図を描くのは紙の上とは限らない
「見えない図」の重要な役割
「図を描く」と聞くと、描くためのペンと、ノートやホワイトボード、もしくはパソコンを思い浮かべる人は多いでしょう。しかし、実は私たちは日常生活のなかで、紙に描かない図を当たり前のように描いています。
では、次の質問に答えてみてください。
「家から最寄り駅までの道のりを教えてください」
今、あなたは頭のなかで、実際に道を歩いているイメージと同時に、簡単な地図を思い浮かべたのではないでしょうか。わざわざ本物の地図を持ってこなくても、頭のなかの「想像上の地図」だけで道のりを教えることができるのです。
これが、頭のなかの「見えない図」です。
一方で、これから初めて自宅に友人を呼ぶときは、念のために簡単な地図を描いて渡したり、地図アプリのルートをスクショして送信するほうが正確に伝わります。
つまり、実際に「見える図」と、頭のなかの「見えない図」は役割が異なるのです。
・見える図:構造を相手に伝えるための図
・見えない図:構造を自分が考えるための図
ですが、いつでも好きなときに「見える図」を描けるわけではないですよね。
しかし、エレベーターのなかで話しかけられたときや、タクシーで移動中のときにもスラスラ話ができる人は存在しています。
そうです。いつでもどこでも話がうまい人は「見えない図」を描いているのです。
頭の中の見えない図を
話し方に活かす方法
では、話がうまい人が急に話しかけられたときの頭のなかがどうなっているのか、覗いてみましょう。
次のような時系列になっています。
1.話しかけられる
2.頭のなかに「見えない図」を描く
3.「話の構造」が生まれる
4.話し始める
『話のうまい人は頭のなかで「見えない図」を描いている』(高野雄一、KADOKAWA)

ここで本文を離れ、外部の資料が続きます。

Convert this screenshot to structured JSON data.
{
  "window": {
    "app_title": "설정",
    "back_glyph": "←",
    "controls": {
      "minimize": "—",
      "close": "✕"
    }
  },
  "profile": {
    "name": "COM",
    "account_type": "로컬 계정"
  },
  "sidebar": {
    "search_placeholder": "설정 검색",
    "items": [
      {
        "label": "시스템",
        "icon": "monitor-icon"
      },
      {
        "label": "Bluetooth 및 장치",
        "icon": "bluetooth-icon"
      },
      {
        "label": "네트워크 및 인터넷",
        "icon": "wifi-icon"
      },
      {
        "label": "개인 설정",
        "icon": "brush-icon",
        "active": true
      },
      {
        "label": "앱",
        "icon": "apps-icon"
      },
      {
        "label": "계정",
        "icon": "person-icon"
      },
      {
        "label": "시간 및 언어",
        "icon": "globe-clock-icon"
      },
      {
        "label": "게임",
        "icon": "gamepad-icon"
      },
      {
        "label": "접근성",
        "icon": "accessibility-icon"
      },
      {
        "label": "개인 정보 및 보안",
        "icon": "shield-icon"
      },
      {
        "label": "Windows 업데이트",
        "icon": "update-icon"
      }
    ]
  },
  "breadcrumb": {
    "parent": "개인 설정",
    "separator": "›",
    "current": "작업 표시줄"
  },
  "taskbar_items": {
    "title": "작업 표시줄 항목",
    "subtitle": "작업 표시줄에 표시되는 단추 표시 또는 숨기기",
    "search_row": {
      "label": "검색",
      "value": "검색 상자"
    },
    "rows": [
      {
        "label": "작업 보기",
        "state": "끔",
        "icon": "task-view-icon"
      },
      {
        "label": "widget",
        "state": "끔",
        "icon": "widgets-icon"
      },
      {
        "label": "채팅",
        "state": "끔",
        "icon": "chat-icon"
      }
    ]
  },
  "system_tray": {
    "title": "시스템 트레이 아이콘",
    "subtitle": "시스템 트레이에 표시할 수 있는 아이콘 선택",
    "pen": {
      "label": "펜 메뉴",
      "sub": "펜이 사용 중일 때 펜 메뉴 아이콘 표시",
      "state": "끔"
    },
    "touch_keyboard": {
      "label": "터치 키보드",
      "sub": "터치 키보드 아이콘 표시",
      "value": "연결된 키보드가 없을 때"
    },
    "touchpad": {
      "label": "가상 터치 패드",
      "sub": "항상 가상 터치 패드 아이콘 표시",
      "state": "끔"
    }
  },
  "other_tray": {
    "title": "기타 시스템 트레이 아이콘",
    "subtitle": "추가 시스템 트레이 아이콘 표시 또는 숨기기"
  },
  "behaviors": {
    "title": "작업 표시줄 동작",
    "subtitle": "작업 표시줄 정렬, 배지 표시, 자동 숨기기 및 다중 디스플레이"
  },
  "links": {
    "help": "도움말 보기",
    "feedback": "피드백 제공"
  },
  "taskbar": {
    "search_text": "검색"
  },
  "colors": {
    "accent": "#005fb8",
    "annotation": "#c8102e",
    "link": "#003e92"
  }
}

話しかけられたら、いきなり話を始めるのではなく、まず、「見えない図」を頭のなかに描くことで「話の構造」を見つけます。すると、話の現在地や、ちょっと未来、相手の気持ちが見えてきます。
また、見えない図は自分しか使いません。
なので、丁寧に、きれいに、正確に描く必要はありません。
おさらいですが、見えない図を描く目的は、「伝えること」ではなく、話し始める前に「構造を考える」ことです。
紙がなくても、ペンがなくても、図を描くことはできます。
まずは、頭のなかで図を描いてみてください。
たったこれだけで、話し方は変わります。